Throughout his extensive career, Jensen has created numerous short films, documentaries, and series. He was associated with the Norwegian Broadcasting Corporation NRK for a long time, where he produced the Amanda Award-winning documentary series Finnmark between East and West in the mid eighties. In 2001, he had great success with the feature documentary Cool & Crazy, followed by Cool & Crazy On the Road the following year and the related Arctic Cabaret in 2004.
Jensen was born in Honningsvåg in 1940, and many of his films depict events from Finnmark during and after World War II. Longing for Today is no exception. In a brief video introduction shown before screenings, the director talks about his personal starting point for the film, which is a representation of his own memories and experiences from the war years and the subsequent period in the region. It’s worth noting, however, that Jensen believes the film unfolds in the present. Whether this should be interpreted entirely literally is open to debate, as the scenes in the film undeniably depict events from many years ago, albeit in a subjectively anchored flow of memories, associations, and dreams. Jensen’s point, however, is more that war is a state that continues to live on in those who have experienced it and that the relevance of this theme has persisted throughout the years since that specific war.

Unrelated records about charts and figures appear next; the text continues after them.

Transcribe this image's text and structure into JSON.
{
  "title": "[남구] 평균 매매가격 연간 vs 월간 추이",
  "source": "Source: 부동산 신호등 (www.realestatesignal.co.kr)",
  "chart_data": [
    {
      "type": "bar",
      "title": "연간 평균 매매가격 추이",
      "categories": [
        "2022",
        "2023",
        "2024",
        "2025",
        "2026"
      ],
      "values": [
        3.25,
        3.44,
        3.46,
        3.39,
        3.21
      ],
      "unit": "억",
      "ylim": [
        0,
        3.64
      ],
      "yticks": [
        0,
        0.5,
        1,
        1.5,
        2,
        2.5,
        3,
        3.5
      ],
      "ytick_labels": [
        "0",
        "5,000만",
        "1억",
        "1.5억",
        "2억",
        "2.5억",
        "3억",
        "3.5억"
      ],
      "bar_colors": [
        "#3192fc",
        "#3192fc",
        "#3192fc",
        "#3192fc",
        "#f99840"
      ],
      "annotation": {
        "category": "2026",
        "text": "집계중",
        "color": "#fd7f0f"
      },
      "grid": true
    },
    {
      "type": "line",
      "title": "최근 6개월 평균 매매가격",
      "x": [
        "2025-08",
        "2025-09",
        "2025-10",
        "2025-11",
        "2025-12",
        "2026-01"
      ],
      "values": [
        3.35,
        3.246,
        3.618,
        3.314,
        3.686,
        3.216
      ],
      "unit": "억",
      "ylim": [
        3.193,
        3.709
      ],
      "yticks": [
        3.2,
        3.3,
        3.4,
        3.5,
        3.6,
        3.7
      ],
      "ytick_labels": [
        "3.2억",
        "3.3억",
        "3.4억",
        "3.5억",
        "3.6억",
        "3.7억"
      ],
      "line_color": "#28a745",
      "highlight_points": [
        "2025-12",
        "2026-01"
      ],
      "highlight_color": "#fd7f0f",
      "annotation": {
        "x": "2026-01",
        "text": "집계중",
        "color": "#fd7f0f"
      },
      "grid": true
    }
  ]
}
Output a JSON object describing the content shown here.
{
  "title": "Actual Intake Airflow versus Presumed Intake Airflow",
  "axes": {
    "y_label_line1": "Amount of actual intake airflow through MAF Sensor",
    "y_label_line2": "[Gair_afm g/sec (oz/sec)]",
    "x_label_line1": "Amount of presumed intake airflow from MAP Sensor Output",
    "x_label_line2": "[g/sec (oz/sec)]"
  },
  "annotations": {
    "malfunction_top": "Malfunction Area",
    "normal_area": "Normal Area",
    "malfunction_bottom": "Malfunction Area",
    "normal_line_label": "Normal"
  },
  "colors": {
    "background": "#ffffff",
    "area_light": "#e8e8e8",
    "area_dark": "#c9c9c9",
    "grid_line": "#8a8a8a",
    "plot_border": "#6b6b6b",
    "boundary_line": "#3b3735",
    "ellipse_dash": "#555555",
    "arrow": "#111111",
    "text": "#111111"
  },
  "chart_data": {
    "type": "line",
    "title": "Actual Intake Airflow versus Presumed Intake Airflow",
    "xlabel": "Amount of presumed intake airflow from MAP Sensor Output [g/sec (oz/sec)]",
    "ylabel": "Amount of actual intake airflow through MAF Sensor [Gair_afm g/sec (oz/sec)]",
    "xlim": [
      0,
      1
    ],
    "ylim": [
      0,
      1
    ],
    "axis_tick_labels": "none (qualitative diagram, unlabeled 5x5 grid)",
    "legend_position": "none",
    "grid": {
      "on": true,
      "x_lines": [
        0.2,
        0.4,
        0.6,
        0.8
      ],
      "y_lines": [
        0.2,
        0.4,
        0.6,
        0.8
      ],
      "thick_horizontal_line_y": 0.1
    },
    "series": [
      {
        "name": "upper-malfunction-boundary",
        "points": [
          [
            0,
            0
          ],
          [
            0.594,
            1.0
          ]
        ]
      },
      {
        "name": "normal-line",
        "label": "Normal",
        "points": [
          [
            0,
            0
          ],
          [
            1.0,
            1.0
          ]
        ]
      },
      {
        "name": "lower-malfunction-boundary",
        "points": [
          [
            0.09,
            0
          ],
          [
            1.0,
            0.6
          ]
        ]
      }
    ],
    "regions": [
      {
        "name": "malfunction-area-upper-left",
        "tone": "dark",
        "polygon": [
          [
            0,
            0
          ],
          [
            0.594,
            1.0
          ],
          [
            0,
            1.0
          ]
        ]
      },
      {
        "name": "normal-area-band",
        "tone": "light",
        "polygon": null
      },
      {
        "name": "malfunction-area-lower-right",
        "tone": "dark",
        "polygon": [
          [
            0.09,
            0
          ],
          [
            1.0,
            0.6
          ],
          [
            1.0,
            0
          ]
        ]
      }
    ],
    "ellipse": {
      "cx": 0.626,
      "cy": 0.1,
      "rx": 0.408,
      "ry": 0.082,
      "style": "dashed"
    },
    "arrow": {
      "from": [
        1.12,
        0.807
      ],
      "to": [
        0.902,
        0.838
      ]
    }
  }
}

war is a state that continues to live on in those who have experienced it
Dreamlike narrative flow
Longing for Today follows a young woman, portrayed by the filmmaker’s daughter Ellinor Lilja Haug Jensen, who is evacuated from Honningsvåg when the northern areas are subjected to the occupying forces’ ‘scorched earth tactics’, leaving only the church standing in her hometown. Among the other actors are Ellen Dorrit Petersen, Per Kjerstad, Stig Henrik Hoff, Hege Aga Edelsteen, and the artist Morten Traavik. In line with Jensen’s unconventional form and narrative style, which leans more toward Eastern European than American film tradition, the film does not necessarily convey a clear plot suitable for summarising here. Instead, it moves through a dreamlike stream of scenes, impressions, and moods, detached from classical chronology and dramaturgy.
Nevertheless, Longing for Today portrays forced evacuation, living as refugees, and subsequent liberation, as well as Norwegian involvement in the Winter War and recruitment to the side of the Germans – all of which become part of the subsequent traumas among the population. The story uses various symbols, with a piano being the most prominent. There is generally minimal dialogue in the film, and when the characters speak to each other, their lines often take the form of Voice Over narration rather than being delivered directly. This technique, found in several of Jensen’s films, can also be seen metaphorically. In addition, the film contains archival material, including frequent excerpts from Filmavisen newsreels, which provide relevant context.
The Russian paradox
Within this context is the role of the Red Army in the liberation of Finnmark during World War II. Many of Jensen’s films have also highlighted the Northern regions of Norway’s relationship with Russia, and perhaps it is timely to remind ourselves of the crucial contribution made by Russian (as well as other Soviet) soldiers in regard to this. At the same time, the film unavoidably sheds light on the historical paradox of Russia’s position today as an aggressor in an ongoing invasion of, and war with, a neighbouring country.
Jensen has reportedly worked on realising Longing for Today since his previous feature film from 2008. The film was produced without production support from the Norwegian Film Institute’s feature film schemes but through crowdfunding and various other sources, such as regional film funding. Parts of the film initially emerged as standalone short films – a testament to an unconventional and evidently not straightforward financing model.
Audiences watching Longing for Today should certainly not expect a typical Norwegian World War II movie. For the same reasons, we should be grateful that Jensen is still going strong as a filmmaker. In the ongoing writing of history in Norwegian cinema, he is an important, distinctive, and uncompromising voice, one that we might long for more of in our present day.